What next for Mali after second coup within a year?

Colonel Assimi Goita, who has led two military coups in nine months, named country’s interim president.

Russian and Malian flags are waved by protesters in Bamako
The latest military coup happened hours after naming of new Cabinet that did not include two key military leaders [Michele Cattani/AFP]

For the second time in less than a year, Mali’s military is back in power.

Nine months after overthrowing President Ibrahim Boubacar Keita in the wake of mass anti-government protests, the army on Monday detained President Bah Ndaw and Prime Minister Moctar Ouane just hours after the announcement of a new cabinet that excluded two key military leaders.

Colonel Assimi Goita, who led the August 2020 coup and was Ndaw’s deputy in the transitional administration formed in late September with the task of steering the country towards full civilian rule, said he was not consulted on the reshuffle, which was announced amid rising social tensions including a general strike called by Mali’s main trade union.

Taken to a military base, Ndaw, a retired military officer, and Ouane stepped down on Wednesday. Later in the day, the United Nations Security Council condemned as “unacceptable” a “change of transitional leadership by force, including through forced resignations”.

But by Friday, Goita had been named interim president by Mali’s constitutional court.

It came as the Economic Community of West African States (ECOWAS) invited the military leaders for talks with the regional bloc’s current chair, Ghanaian president Nana Akufo-Addo, according to Nigeria’s foreign minister Geoffrey Onyeama. The talks are scheduled for Sunday.

France, which has thousands of troops in Mali to fight armed groups, also slammed the army takeover as “unacceptable”, with President Emmanuel Macron warning of “targeted sanctions” against those behind what he described as a “coup within a coup”.

Following last year’s coup, ECOWAS suspended Mali from its institutions and announced a series of sanctions, including closing borders and halting financial flows.

But some analysts have doubts about the effectiveness of such measures and whether they are the best way to bring about a return to civilian rule.

“The sanction regime was not very successful,” Emmanuel Kwesi Anning, director of research at Kofi Annan International Peacekeeping Training Centre told Al Jazeera.

“People were able to trade; the borders are porous. But the fact that ECOWAS had sought to impose sanctions without taking into consideration the political, economic and social realities of Mali meant that the sanction regime itself became anathema and allowed people to be very critical of ECOWAS,” he said.

“Right now, any narrative or decision to reimpose those sanctions, I think, will backfire. We need much more nuanced conversation as to what really the Malian people are looking for,” Anning added.

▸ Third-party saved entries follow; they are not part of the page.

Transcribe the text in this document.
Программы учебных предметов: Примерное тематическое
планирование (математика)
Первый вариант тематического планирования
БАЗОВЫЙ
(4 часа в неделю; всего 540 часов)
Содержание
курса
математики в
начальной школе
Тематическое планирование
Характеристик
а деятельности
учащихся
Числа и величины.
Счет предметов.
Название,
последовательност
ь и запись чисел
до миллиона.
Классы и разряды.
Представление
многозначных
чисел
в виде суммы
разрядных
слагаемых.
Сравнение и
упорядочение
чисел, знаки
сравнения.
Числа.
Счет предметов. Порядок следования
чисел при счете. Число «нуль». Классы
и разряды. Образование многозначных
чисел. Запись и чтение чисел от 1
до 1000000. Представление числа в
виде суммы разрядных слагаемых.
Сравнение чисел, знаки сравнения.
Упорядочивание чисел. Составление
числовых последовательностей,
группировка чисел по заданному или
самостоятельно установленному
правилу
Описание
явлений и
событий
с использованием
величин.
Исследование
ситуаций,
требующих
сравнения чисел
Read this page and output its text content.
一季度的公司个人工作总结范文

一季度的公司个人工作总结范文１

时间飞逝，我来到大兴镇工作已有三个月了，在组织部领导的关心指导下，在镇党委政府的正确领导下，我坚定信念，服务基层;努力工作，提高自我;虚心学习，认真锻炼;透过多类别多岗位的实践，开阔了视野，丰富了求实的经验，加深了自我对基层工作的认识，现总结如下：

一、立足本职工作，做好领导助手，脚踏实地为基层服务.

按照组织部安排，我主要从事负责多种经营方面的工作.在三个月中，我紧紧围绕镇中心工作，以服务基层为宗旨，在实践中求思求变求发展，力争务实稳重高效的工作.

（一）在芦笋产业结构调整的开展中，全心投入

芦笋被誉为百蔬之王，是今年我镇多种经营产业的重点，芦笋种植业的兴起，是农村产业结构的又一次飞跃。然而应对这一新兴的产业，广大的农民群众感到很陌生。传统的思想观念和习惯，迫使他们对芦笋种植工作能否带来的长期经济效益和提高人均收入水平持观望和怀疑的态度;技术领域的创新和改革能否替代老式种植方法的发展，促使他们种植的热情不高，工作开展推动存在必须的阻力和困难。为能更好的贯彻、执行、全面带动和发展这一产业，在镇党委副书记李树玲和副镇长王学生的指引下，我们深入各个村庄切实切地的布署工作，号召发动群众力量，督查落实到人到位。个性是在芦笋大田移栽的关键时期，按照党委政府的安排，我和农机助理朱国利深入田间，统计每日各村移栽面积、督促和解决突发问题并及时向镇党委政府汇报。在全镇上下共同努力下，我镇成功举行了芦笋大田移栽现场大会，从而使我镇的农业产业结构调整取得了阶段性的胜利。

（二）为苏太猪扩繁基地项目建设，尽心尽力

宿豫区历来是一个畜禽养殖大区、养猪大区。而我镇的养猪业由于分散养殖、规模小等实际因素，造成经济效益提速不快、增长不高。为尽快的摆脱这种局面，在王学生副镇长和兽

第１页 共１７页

On Wednesday, Washington said it was “suspending security assistance” for Mali’s security and defence forces which are struggling to contain armed groups in the country’s northern and central regions.

“The United States will also consider targeted measures against political and military leaders who impede Mali’s civilian-led transition to democratic governance,” Ned Price, State Department’s spokesman, said in a statement.

Mali has been in turmoil since a 2012 uprising prompted mutinous soldiers to overthrow the president.

The power vacuum helped ethnic Tuareg separatists, allied with fighters from an al-Qaeda offshoot, to launch a rebellion that took control of Mali’s north. The armed group fighters swiftly pushed over the Tuareg rebels and seized key northern cities until they were driven out in early 2013 by a French-led counteroffensive.

But fighters remain active and groups affiliated with al-Qaeda and ISIL have moved from the arid north to more populated central Mali since 2015, attacking targets and stoking animosity and violence between ethnic groups in the region.

There is worry the latest development in Bamako could make the fragile security situation even more precarious.

“It [the coup] will lead not only to resurgence of violence and more armed groups in Mali but also it is the symbolism of the military’s ability to come back and to take power,” Anning said.

Before the latest coup, Mali was scheduled to hold presidential and legislative elections in February next year. On Friday, Goita promised that the polls will go ahead as planned.

He also said he will pick a prime minister within days, a figure that will come from the opposition 5 June Movement-Rally of Patriotic Forces (M5-RFP) – a powerful group behind last year’s street demonstrations against Keita.

The M5-RFP movement was sidelined by last year’s coup-makers when they established the transitional institutions.

Jean-Herve Jezequel of the Crisis Group said in a publication this week the coming days will be “decisive”, with political deadlock also a possibility.

“But regardless of the outcome, the new crisis highlights the absence of a strong coalition supporting the actions of the transition, notably its declared ambition to reform the Malian political system,” he added. “This aspect is perhaps the most worrying: after having undergone all these crises, Mali still does not know which political forces are capable of bringing about the change that the country needs.”

For Moussa Kondo, a civil society activist and director for Accountability Lab in Mali, the election is “what will take Mali out of this cycle”.

“We Malians have been living with a challenging situation between the president and the military junta,” he told Al Jazeera. “We need to find a peaceful, transparent solution that is acceptable to all Malians.”